Although an American by nationality, Whistler divided his career between London and Paris. He enrolled in Charles Gleyre's studio at the Ecole des Beaux-Arts in 1856 and went into partnership two years later with Alphonse Legros and Fantin-Latour to ensure a better circulation of his works. Fantin-Latour put him in the centre of his painting Homage to Delacroix, alongside Manet and Baudelaire, proclaiming his place in the avant-garde of the Paris art world.
Whistler was also close to Courbet who briefly considered him "his pupil".
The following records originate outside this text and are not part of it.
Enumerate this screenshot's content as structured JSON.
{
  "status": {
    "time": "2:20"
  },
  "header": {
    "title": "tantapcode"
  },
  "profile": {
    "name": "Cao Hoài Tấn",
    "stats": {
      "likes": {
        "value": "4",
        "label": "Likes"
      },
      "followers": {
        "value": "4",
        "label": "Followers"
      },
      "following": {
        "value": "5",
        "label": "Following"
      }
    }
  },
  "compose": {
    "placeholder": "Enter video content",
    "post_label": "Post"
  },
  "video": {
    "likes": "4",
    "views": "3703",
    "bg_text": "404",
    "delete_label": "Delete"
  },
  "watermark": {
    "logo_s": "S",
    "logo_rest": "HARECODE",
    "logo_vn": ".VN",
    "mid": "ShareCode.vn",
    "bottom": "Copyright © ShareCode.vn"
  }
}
Arrangement in Grey and Black No. 1, also called Portrait of the Artist's Mother is a reminder, if only through its double title, of the stylisation to which Whistler soon submitted the realistic aesthetic of his early years. The portrait's psychological acuity is powerfully conveyed by the deliberately pared down composition. The work, in its linear austerity and chromatic rigour dominated by neutral tones, was a continuation of Whistler's experimentation with prints, to which View of the Thames hanging on the wall is an allusion.

Dropping all pretence at anecdote, Whistler soon gave nothing but musical subtitles to his paintings, insisting on the musical notion of harmony rather than that of subject matter. The painting, bought by the French state in 1891, is now one of the most famous works by an American artist outside the United States.